BlobPorter¶
BlobPorter is a data transfer tool for Azure Blob Storage that maximizes throughput through concurrent reads and writes that can scale up and down independently.

Getting Started¶
Linux¶
Download, extract and set permissions
wget -O bp_linux.tar.gz https://github.com/Azure/blobporter/releases/download/v0.6.20/bp_linux.tar.gz
tar -xvf bp_linux.tar.gz linux_amd64/blobporter
chmod +x ~/linux_amd64/blobporter
cd ~/linux_amd64
Set environment variables:
export ACCOUNT_NAME=<STORAGE_ACCOUNT_NAME>
export ACCOUNT_KEY=<STORAGE_ACCOUNT_KEY>
Note
You can also set these values via options
Windows¶
Download BlobPorter.exe
Set environment variables (if using the command prompt):
set ACCOUNT_NAME=<STORAGE_ACCOUNT_NAME>
set ACCOUNT_KEY=<STORAGE_ACCOUNT_KEY>
Set environment variables (if using PowerShell):
$env:ACCOUNT_NAME="<STORAGE_ACCOUNT_NAME>"
$env:ACCOUNT_KEY="<STORAGE_ACCOUNT_KEY>"
Command Options¶
-f, --source_file (string) URL, Azure Blob or S3 Endpoint, file or files (e.g. /data/*.gz) to upload. -c, --container_name (string) Container name (e.g. mycontainer). -n, --blob_name (string) Blob name (e.g. myblob.txt) or prefix for download scenarios. -g, --concurrent_workers (int) Number of go-routines for parallel upload. -r, --concurrent_readers (int) Number of go-routines for parallel reading of the input. -b, --block_size (string) Desired size of each blob block.
Can be specified as an integer byte count or integer suffixed with B, KB or MB.
-a, --account_name (string) Storage account name (e.g. mystorage).
Can also be specified via the ACCOUNT_NAME environment variable.
-k, --account_key (string) Storage account key string.
Can also be specified via the ACCOUNT_KEY environment variable.

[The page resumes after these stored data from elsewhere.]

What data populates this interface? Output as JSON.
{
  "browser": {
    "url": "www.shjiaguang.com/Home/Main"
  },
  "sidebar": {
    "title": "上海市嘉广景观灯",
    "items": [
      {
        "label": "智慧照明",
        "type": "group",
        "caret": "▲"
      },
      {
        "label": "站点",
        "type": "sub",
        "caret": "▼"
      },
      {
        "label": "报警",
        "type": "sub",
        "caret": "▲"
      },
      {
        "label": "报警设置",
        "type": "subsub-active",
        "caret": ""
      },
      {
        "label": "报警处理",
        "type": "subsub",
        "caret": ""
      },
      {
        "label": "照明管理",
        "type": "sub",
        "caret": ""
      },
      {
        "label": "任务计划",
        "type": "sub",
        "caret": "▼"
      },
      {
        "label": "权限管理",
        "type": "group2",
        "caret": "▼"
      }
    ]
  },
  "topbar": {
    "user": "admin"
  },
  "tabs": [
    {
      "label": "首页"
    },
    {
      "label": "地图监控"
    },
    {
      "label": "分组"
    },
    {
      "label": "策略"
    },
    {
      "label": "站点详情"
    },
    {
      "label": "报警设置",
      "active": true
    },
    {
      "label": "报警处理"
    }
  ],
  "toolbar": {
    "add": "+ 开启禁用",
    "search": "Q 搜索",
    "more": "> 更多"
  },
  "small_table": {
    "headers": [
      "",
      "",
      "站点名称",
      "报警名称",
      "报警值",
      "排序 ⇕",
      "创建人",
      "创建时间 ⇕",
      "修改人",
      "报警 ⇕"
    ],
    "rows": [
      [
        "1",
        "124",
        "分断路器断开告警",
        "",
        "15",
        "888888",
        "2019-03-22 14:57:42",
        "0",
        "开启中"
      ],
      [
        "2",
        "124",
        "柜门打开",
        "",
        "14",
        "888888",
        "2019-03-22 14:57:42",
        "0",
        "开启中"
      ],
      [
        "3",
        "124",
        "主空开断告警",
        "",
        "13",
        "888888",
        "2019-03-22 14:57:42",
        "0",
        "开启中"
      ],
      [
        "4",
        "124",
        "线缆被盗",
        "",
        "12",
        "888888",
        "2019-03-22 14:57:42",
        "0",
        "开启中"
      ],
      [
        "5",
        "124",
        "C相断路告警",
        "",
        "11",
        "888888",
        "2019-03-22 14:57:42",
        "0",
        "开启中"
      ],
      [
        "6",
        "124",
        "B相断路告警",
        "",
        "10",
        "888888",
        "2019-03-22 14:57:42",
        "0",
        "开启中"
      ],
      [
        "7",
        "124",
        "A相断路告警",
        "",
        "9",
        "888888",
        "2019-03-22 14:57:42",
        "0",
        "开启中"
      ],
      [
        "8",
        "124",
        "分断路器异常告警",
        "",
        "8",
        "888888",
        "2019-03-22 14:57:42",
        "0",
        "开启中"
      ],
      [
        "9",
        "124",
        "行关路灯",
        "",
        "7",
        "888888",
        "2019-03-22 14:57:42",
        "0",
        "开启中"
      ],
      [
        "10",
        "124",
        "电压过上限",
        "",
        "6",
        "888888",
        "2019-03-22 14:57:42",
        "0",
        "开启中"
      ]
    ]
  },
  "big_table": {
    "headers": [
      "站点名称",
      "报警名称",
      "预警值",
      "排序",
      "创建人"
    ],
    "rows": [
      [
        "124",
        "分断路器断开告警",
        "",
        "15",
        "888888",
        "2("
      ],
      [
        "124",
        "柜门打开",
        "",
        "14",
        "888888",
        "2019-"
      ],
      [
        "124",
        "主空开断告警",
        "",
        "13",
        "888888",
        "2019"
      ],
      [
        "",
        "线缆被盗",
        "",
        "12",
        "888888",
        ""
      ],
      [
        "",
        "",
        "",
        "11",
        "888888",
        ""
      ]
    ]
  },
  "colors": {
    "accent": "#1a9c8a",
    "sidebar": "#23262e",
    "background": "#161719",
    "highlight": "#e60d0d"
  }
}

-s, --http_timeout (int) HTTP client timeout in seconds. Default value is 600s. -t, --transfer_type (string) Defines the source and target of the transfer.
Must be one of
file-blockblob, file-pageblob, http-blockblob, http-pageblob, blob-file, pageblock-file (alias of blob-file), blockblob-file (alias of blob-file), http-file, blob-pageblob, blob-blockblob, s3-pageblob and s3-blockblob.-m, --compute_blockmd5
- (bool) If set, block level MD5 has will be computed and included
- as a header when the block is sent to blob storage.
Default is false.
-q, --quiet_mode (bool) If set, the progress indicator is not displayed.
The files to transfer, errors, warnings and transfer completion summary is still displayed.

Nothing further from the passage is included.